– Честно признаться, я ужасно волновалась за тебя. Про Сад наслаждений я слышала разное и боялась, что тебя там могут обидеть. – Рука сжала ладонь еще крепче. – Будто бы у царевича в покоях оргии не прекращаются ни на минуту, там творятся ужасные и грязные вещи, и им самим движет только похоть. А ты, мой нежный цветок, чиста, как предрассветная роса, и не хотелось бы мне узнать, что какой-то баловень хочет над тобой надругаться!
Мила высвободила руку из почти стальной хватки Алконост и дотронулась до запястья подруги в знак благодарности.

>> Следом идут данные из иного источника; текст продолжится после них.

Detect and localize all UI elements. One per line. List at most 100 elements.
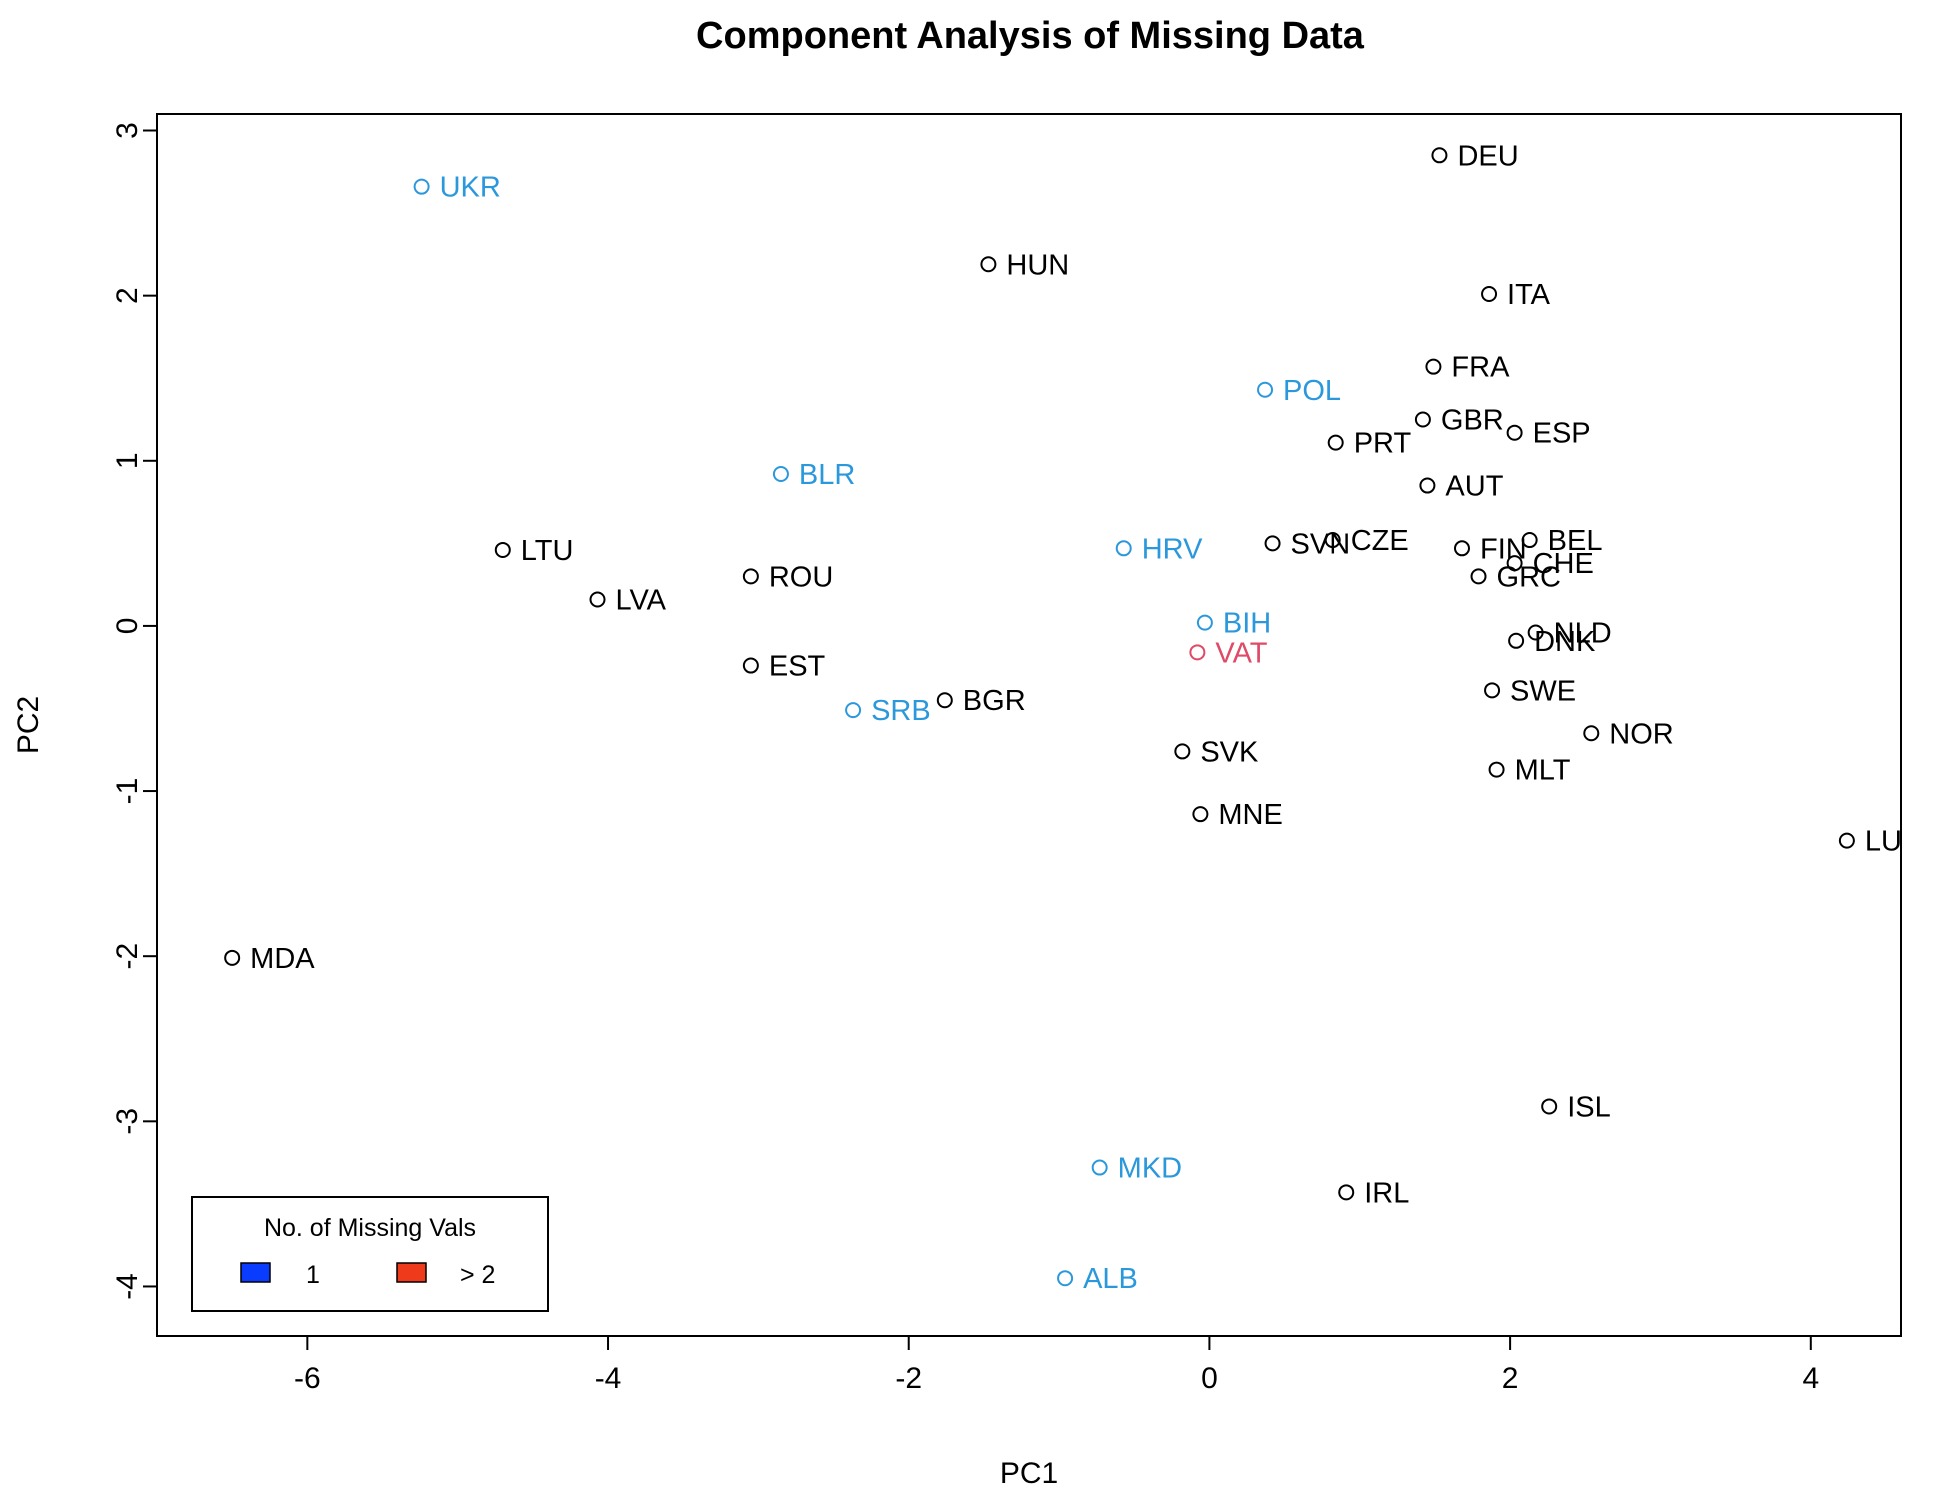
point-label: AUT [1445,471,1503,503]
y-axis: 3 2 1 0 -1 -2 -3 -4 [111,122,158,1300]
point-label: EST [769,651,826,683]
data-point [1506,424,1523,441]
data-point [1327,434,1344,451]
point-label: SRB [871,695,931,727]
y-tick-label: -1 [111,778,144,805]
legend-title: No. of Missing Vals [264,1214,476,1242]
data-point [1431,147,1448,164]
data-point [772,465,789,482]
data-point [1527,624,1544,641]
legend-swatch-more [396,1262,427,1283]
point-label: IRL [1364,1177,1409,1209]
x-axis: -6 -4 -2 0 2 4 [294,1335,1819,1395]
data-point [1425,358,1442,375]
data-point [936,692,953,709]
data-point [1189,644,1206,661]
data-point [1414,411,1431,428]
point-label: HRV [1142,533,1203,565]
point-label: BEL [1548,525,1603,557]
data-point [980,256,997,273]
legend: No. of Missing Vals 1 > 2 [191,1196,549,1312]
point-label: ISL [1567,1091,1611,1123]
x-tick-label: -4 [595,1362,622,1395]
point-label: SWE [1510,675,1576,707]
x-tick-label: -6 [294,1362,321,1395]
data-point [1506,555,1523,572]
point-label: BIH [1223,608,1271,640]
legend-label-more: > 2 [460,1261,495,1289]
point-label: NLD [1554,618,1612,650]
x-tick-label: 0 [1201,1362,1218,1395]
point-label: HUN [1006,249,1069,281]
points-layer: UKR HUN DEU ITA FRA POL GBR ESP PRT BLR AUT LTU HRV S… [224,140,1921,1295]
point-label: UKR [440,172,501,204]
point-label: CZE [1351,525,1409,557]
point-label: SVK [1200,736,1259,768]
point-label: DEU [1457,140,1518,172]
data-point [742,568,759,585]
point-label: LUX [1865,826,1921,858]
data-point [1453,540,1470,557]
data-point [589,591,606,608]
data-point [1192,806,1209,823]
data-point [1583,725,1600,742]
y-tick-label: 0 [111,618,144,635]
point-label: ITA [1507,279,1551,311]
data-point [1338,1184,1355,1201]
x-tick-label: 2 [1502,1362,1519,1395]
data-point [1174,743,1191,760]
point-label: ROU [769,561,833,593]
legend-swatch-one [240,1262,271,1283]
data-point [1419,477,1436,494]
point-label: MNE [1218,799,1282,831]
data-point [413,178,430,195]
point-label: BGR [963,685,1026,717]
data-point [494,541,511,558]
point-label: ESP [1533,418,1591,450]
point-label: CHE [1533,548,1594,580]
point-label: MLT [1515,755,1571,787]
data-point [224,949,241,966]
data-point [742,657,759,674]
y-axis-label: PC2 [12,696,45,754]
data-point [845,702,862,719]
point-label: SVN [1291,528,1351,560]
data-point [1196,614,1213,631]
point-label: DNK [1534,626,1596,658]
point-label: ALB [1083,1263,1138,1295]
point-label: FIN [1480,533,1527,565]
chart-title: Component Analysis of Missing Data [696,15,1365,57]
y-tick-label: 2 [111,287,144,304]
data-point [1324,532,1341,549]
data-point [1057,1270,1074,1287]
point-label: GRC [1497,561,1561,593]
y-tick-label: -4 [111,1273,144,1300]
data-point [1115,540,1132,557]
point-label: PRT [1354,428,1412,460]
data-point [1508,632,1525,649]
point-label: POL [1283,375,1341,407]
data-point [1488,761,1505,778]
point-label: FRA [1451,352,1510,384]
data-point [1481,285,1498,302]
y-tick-label: 3 [111,122,144,139]
data-point [1484,682,1501,699]
y-tick-label: -3 [111,1108,144,1135]
legend-box [191,1196,549,1312]
point-label: MKD [1118,1153,1182,1185]
x-tick-label: -2 [895,1362,922,1395]
point-label: VAT [1215,637,1267,669]
point-label: BLR [799,459,855,491]
point-label: MDA [250,943,315,975]
legend-label-one: 1 [306,1261,320,1289]
point-label: NOR [1609,718,1673,750]
point-label: GBR [1441,405,1504,437]
y-tick-label: 1 [111,452,144,469]
data-point [1470,568,1487,585]
x-tick-label: 4 [1802,1362,1819,1395]
data-point [1264,535,1281,552]
data-point [1541,1098,1558,1115]
point-label: LTU [521,535,574,567]
y-tick-label: -2 [111,943,144,970]
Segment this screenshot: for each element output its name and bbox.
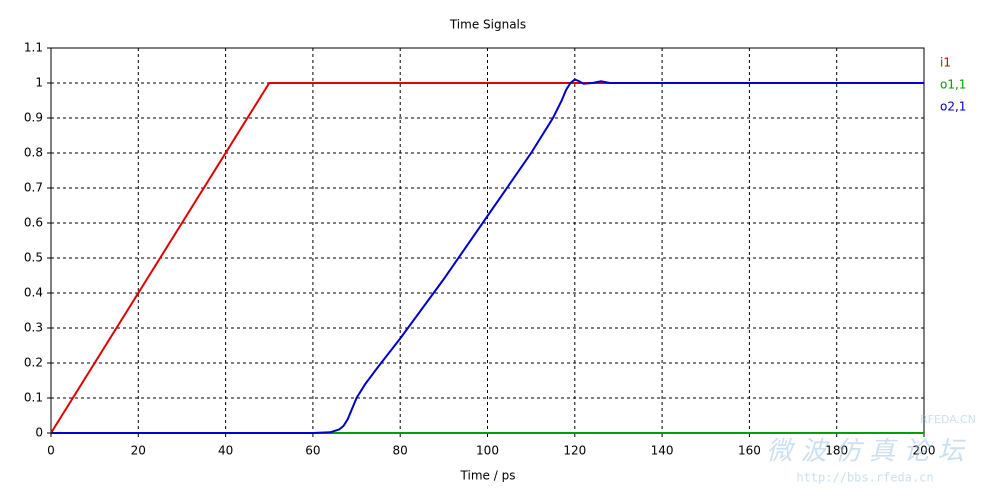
watermark: RFEDA.CN	[920, 413, 976, 426]
y-tick-label: 0	[35, 426, 43, 440]
legend-label: o2,1	[940, 100, 966, 114]
x-tick-label: 200	[913, 444, 936, 458]
x-tick-label: 40	[218, 444, 233, 458]
x-tick-label: 60	[305, 444, 320, 458]
series-line	[51, 78, 924, 434]
x-tick-label: 120	[563, 444, 586, 458]
y-tick-label: 0.5	[24, 251, 43, 265]
y-tick-label: 0.2	[24, 356, 43, 370]
chart-title: Time Signals	[449, 18, 526, 32]
y-tick-label: 0.6	[24, 216, 43, 230]
y-tick-label: 1	[35, 76, 43, 90]
y-tick-label: 0.1	[24, 391, 43, 405]
x-tick-label: 180	[825, 444, 848, 458]
x-tick-label: 100	[476, 444, 499, 458]
watermark: http://bbs.rfeda.cn	[796, 471, 933, 485]
legend-label: i1	[940, 56, 951, 70]
x-tick-label: 160	[738, 444, 761, 458]
y-tick-label: 0.9	[24, 111, 43, 125]
x-tick-label: 80	[393, 444, 408, 458]
x-tick-label: 140	[651, 444, 674, 458]
x-tick-label: 20	[131, 444, 146, 458]
x-tick-label: 0	[47, 444, 55, 458]
x-axis-label: Time / ps	[460, 469, 516, 483]
y-tick-label: 1.1	[24, 41, 43, 55]
y-tick-label: 0.3	[24, 321, 43, 335]
y-tick-label: 0.4	[24, 286, 43, 300]
y-tick-label: 0.8	[24, 146, 43, 160]
y-tick-label: 0.7	[24, 181, 43, 195]
legend-label: o1,1	[940, 78, 966, 92]
watermark: 微 波 仿 真 论 坛	[766, 437, 966, 467]
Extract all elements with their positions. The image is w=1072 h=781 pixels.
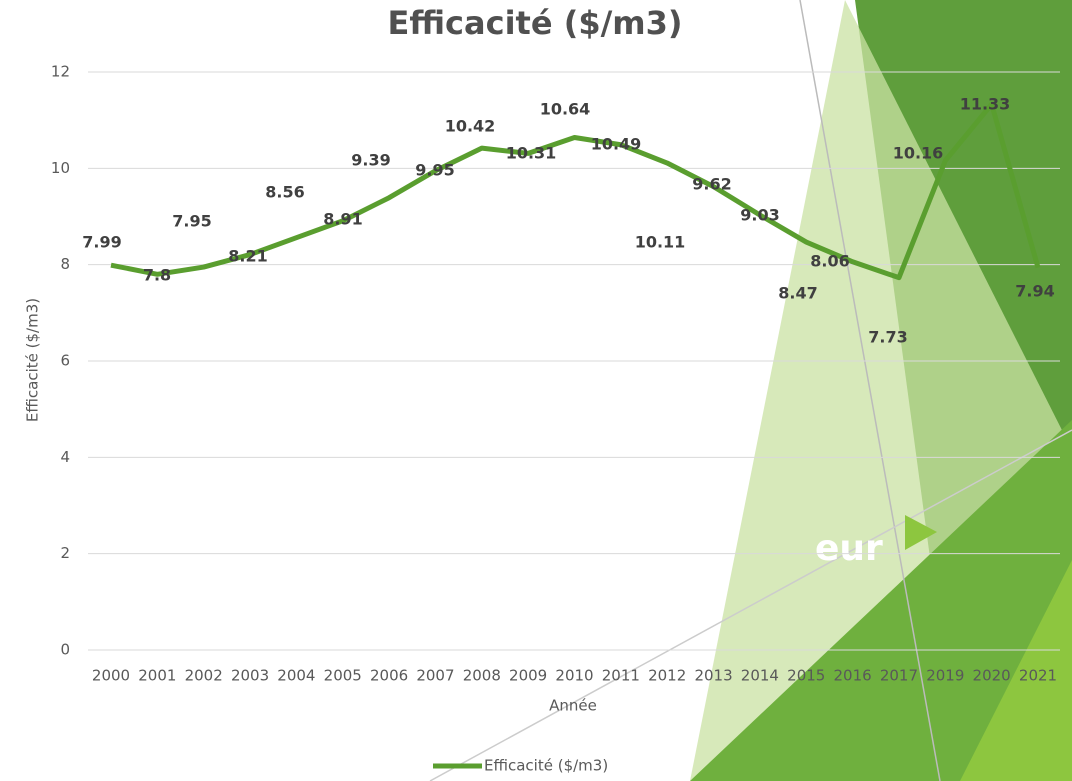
bg-shape — [690, 420, 1072, 781]
data-label: 11.33 — [960, 95, 1011, 114]
data-label: 9.62 — [692, 175, 731, 194]
background: eur — [429, 0, 1072, 781]
data-label: 7.73 — [868, 328, 907, 347]
x-tick-label: 2020 — [973, 667, 1011, 685]
x-axis-title: Année — [549, 697, 597, 715]
bg-line — [429, 429, 1072, 781]
y-tick-label: 6 — [60, 352, 70, 370]
y-tick-label: 0 — [60, 641, 70, 659]
x-tick-label: 2011 — [602, 667, 640, 685]
data-label: 8.91 — [323, 210, 362, 229]
y-tick-label: 4 — [60, 448, 70, 466]
bg-shape — [690, 0, 1072, 781]
y-tick-label: 8 — [60, 255, 70, 273]
data-label: 9.95 — [415, 161, 454, 180]
data-label: 7.94 — [1015, 282, 1054, 301]
data-label: 7.8 — [143, 266, 171, 285]
data-label: 10.49 — [591, 135, 642, 154]
data-label: 10.42 — [445, 117, 496, 136]
x-tick-label: 2016 — [834, 667, 872, 685]
bg-line — [799, 0, 941, 781]
legend-label: Efficacité ($/m3) — [484, 757, 608, 775]
data-label: 7.95 — [172, 212, 211, 231]
y-tick-label: 12 — [51, 63, 70, 81]
x-tick-label: 2004 — [277, 667, 315, 685]
bg-shape — [960, 560, 1072, 781]
y-tick-label: 2 — [60, 544, 70, 562]
x-tick-label: 2019 — [926, 667, 964, 685]
data-label: 10.31 — [506, 144, 557, 163]
x-tick-label: 2013 — [694, 667, 732, 685]
x-tick-label: 2001 — [138, 667, 176, 685]
y-tick-label: 10 — [51, 159, 70, 177]
chart-title: Efficacité ($/m3) — [388, 4, 683, 42]
data-label: 9.03 — [740, 206, 779, 225]
x-tick-label: 2009 — [509, 667, 547, 685]
x-tick-label: 2014 — [741, 667, 779, 685]
x-tick-label: 2010 — [555, 667, 593, 685]
x-tick-label: 2000 — [92, 667, 130, 685]
data-label: 10.16 — [893, 144, 944, 163]
x-tick-label: 2006 — [370, 667, 408, 685]
data-label: 7.99 — [82, 233, 121, 252]
data-label: 8.21 — [228, 247, 267, 266]
x-tick-label: 2007 — [416, 667, 454, 685]
x-tick-label: 2012 — [648, 667, 686, 685]
x-tick-label: 2021 — [1019, 667, 1057, 685]
y-axis-title: Efficacité ($/m3) — [24, 298, 42, 422]
data-label: 10.64 — [540, 100, 591, 119]
line-series — [110, 101, 1041, 281]
x-tick-label: 2008 — [463, 667, 501, 685]
data-label: 9.39 — [351, 151, 390, 170]
x-tick-label: 2005 — [324, 667, 362, 685]
bg-arrow — [905, 515, 937, 550]
data-label: 8.47 — [778, 284, 817, 303]
data-label: 8.06 — [810, 252, 849, 271]
x-tick-label: 2003 — [231, 667, 269, 685]
data-label: 8.56 — [265, 183, 304, 202]
x-tick-label: 2017 — [880, 667, 918, 685]
overlay-text: eur — [815, 528, 883, 569]
x-tick-label: 2015 — [787, 667, 825, 685]
data-label: 10.11 — [635, 233, 686, 252]
x-tick-label: 2002 — [185, 667, 223, 685]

– Мой визит потому и продлился недолго. Как я и сказала, мне кажется, у нас мало общего с царевичем. Увидела его настоящего, мне стало страшно, и я сбежала, как трусиха. Да что уж там – я и есть трусиха. Еще и глупая ко всему, думала, что семья, брак должны строиться на взаимном уважении, на доверии друг другу и, даже если будущие муж и жена очень разные, трепетное отношение и нежность непременно приведут к влюбленности.
– Я тоже в это верила. – Алконост качала головой из стороны в сторону и смотрела на княжну, но взгляд белокурой птицы был устремлен то ли куда-то вдаль, то ли внутрь, в самую глубину. – Только вот, видимо, это все сказки, которыми любят обманываться недалекие барышни вроде нас с тобой.
– Ты когда-нибудь любила? По-настоящему, как пишут в книгах? – Мила наклонила голову, всматриваясь в ставшие похожими на стеклянные шарики очи Алконост. Та моргнула несколько раз, будто пытаясь сбросить окутавшую ее пелену тревоги, поймала взгляд подруги и сказала: – Иногда мне кажется, что лучше бы не любила. – Она нервно провела ладонями по лицу, собрала волосы в тугой хвост, аккуратно опустила копну кудрей на левое плечо и стала гладить пшеничные локоны, нащупывая кончики и подкручивая их. – Это долгая история. Ты никуда не торопишься?
– Что ты, даже если бы боги призвали меня к себе сейчас, я попросила бы подождать, пока ты не расскажешь мне все.
Алконост горько улыбнулась:
– Тогда слушай. Откуда я точно родом, мне неведомо. Меня нашли девочкой-подростком в лодке, приставшей к берегу недалеко от Буян-града. Я была слабой и истощенной, не то что ходить и говорить – дышать было трудно. Добрые люди, рыбаки, увидели меня на берегу, напоили родниковой водой, дали что-то пожевать, укутали мешковиной и отнесли в теплое место, в свой небольшой сруб. Помню как сейчас их лица: землистые, грязные, испещренные глубокими бороздами морщин. Еще помню их глаза: бесцветные, простые-простые, как железные пятаки. Я в себя пришла – гляжу на них, отогрелась. Хочу поблагодарить, а не могу – слова не идут. Разговаривать разучилась, представляешь? Рот открываю и мычу. Открываю и мычу. Испугалась и заплакала от бессилия. А они своими глазами-монетами смотрят, переглядываются и давай успокаивать. Потом мне сказали, что, видать, я болела чем, ну и память мне отшибло, да настолько, что я ни имени своего не помнила, ни слова никакого.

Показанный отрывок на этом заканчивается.